A lessor recognises finance income over the lease term of a finance lease, based on a pattern reflecting a constant periodic rate of return on the net investment.
At the commencement date, a manufacturer or dealer lessor recognises selling profit or loss in accordance with its policy for outright sales to which IFRS 15 applies.
A lessor recognises operating lease payments as income on a straight-line basis or, if more representative of the pattern in which benefit from use of the underlying asset is diminished, another systematic basis.
Sale and Leaseback Transactions:
To determine whether the transfer of an asset is accounted for as a sale an entity applies the requirements of IFRS 15 for determining when a performance obligation is satisfied. Please go through my relevant article below:
If an asset transfer satisfies IFRS 15’s requirements to be accounted for as a sale the seller measures the right-of-use asset at the proportion of the previous carrying amount that relates to the right of use retained. Accordingly, the seller only recognises the amount of gain or loss that relates to the rights transferred to the buyer.

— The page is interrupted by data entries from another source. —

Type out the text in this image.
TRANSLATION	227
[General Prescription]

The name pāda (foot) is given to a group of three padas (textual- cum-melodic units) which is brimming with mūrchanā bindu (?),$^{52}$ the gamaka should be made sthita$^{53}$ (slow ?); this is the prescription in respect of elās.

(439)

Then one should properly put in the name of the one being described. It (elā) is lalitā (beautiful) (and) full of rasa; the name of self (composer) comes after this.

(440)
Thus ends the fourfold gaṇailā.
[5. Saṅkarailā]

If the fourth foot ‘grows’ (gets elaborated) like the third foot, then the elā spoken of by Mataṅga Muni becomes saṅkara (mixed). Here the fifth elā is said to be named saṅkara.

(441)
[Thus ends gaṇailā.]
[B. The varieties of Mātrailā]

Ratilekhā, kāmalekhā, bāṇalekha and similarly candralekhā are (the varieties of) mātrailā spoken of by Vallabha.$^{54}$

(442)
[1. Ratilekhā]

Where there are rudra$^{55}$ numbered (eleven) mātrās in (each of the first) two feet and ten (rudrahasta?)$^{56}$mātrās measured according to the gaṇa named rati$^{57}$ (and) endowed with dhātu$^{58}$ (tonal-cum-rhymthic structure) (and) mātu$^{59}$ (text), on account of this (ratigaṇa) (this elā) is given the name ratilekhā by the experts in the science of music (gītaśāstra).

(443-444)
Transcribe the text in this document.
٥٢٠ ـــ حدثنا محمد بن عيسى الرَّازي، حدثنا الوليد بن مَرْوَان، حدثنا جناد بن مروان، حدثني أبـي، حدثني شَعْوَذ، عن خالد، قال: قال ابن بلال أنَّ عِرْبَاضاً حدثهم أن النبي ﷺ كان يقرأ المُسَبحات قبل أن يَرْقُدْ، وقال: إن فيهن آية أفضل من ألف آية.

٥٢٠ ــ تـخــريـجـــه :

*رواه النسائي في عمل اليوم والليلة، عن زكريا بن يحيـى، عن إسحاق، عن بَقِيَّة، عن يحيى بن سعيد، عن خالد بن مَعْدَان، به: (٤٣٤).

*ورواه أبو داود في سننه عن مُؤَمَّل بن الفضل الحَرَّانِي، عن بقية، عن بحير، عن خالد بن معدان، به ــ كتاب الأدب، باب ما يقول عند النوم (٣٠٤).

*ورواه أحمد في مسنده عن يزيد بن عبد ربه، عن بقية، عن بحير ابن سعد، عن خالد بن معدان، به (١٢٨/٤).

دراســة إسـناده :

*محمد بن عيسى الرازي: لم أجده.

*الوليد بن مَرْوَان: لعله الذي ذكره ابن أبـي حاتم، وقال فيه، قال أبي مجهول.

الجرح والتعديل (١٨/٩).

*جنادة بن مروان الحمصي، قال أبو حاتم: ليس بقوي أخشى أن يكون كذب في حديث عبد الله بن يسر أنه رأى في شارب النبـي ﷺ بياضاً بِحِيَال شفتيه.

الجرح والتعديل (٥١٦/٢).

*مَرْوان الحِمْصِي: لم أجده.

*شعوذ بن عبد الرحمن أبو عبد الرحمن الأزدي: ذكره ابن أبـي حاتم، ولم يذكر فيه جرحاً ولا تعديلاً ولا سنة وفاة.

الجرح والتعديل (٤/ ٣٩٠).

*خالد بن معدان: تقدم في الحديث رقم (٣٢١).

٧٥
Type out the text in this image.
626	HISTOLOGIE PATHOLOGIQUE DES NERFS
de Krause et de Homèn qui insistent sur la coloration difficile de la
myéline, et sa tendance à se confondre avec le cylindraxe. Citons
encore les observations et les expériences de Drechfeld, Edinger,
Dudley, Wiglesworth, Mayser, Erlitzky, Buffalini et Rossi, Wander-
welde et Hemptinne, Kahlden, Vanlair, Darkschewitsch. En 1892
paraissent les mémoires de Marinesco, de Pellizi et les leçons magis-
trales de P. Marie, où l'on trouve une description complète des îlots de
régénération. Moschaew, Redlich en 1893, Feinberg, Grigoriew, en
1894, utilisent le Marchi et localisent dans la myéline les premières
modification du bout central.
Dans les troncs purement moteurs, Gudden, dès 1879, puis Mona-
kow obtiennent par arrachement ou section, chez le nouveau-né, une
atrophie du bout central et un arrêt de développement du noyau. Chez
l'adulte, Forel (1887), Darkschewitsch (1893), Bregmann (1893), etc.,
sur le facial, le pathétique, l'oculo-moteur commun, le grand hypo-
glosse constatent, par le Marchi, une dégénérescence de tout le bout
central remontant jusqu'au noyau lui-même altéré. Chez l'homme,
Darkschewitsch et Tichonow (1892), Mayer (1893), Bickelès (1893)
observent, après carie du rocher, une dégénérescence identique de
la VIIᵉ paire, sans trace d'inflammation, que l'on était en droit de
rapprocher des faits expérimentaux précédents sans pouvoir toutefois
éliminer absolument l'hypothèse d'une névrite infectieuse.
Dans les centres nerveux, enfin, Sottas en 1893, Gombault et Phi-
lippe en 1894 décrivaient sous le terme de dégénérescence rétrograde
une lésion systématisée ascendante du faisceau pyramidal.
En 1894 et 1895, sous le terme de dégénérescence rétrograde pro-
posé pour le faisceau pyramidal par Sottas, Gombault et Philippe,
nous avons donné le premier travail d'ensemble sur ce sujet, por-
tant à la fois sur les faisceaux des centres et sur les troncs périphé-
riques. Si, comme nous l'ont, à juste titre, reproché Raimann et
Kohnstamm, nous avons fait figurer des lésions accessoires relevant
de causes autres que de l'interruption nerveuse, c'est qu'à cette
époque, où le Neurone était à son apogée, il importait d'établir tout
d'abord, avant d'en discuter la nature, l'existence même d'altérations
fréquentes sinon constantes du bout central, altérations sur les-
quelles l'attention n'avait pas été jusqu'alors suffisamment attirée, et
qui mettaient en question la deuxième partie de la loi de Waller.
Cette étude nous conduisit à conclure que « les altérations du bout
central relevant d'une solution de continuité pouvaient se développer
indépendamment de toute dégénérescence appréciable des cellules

If the fair value of the sale consideration does not equal the asset’s fair value, or if the lease payments are not market rates, the sales proceeds are adjusted to fair value, either by accounting for prepayments or additional financing.
Disclosure:
The objective of IFRS 16’s disclosures is for information to be provided in the notes that, together with information provided in the statement of financial position, statement of profit or loss and statement of cash flows, gives a basis for users to assess the effect that leases have.
Effective Date and Transition:
An Entity applies IFRS 16 for annual reporting periods beginning on or after 1 January 2019. Earlier application is permitted if IFRS 15 Revenue from Contracts with Customers has also been applied.
Note: As a practical expedient, an entity is not required to reassess whether a contract is, or contains, a lease at the date of initial application.
A Lessee shall either apply IFRS 16 with full retrospective effect or alternatively not restate comparative information but recognise the cumulative effect of initially applying IFRS 16 as an adjustment to opening equity at the date of initial application.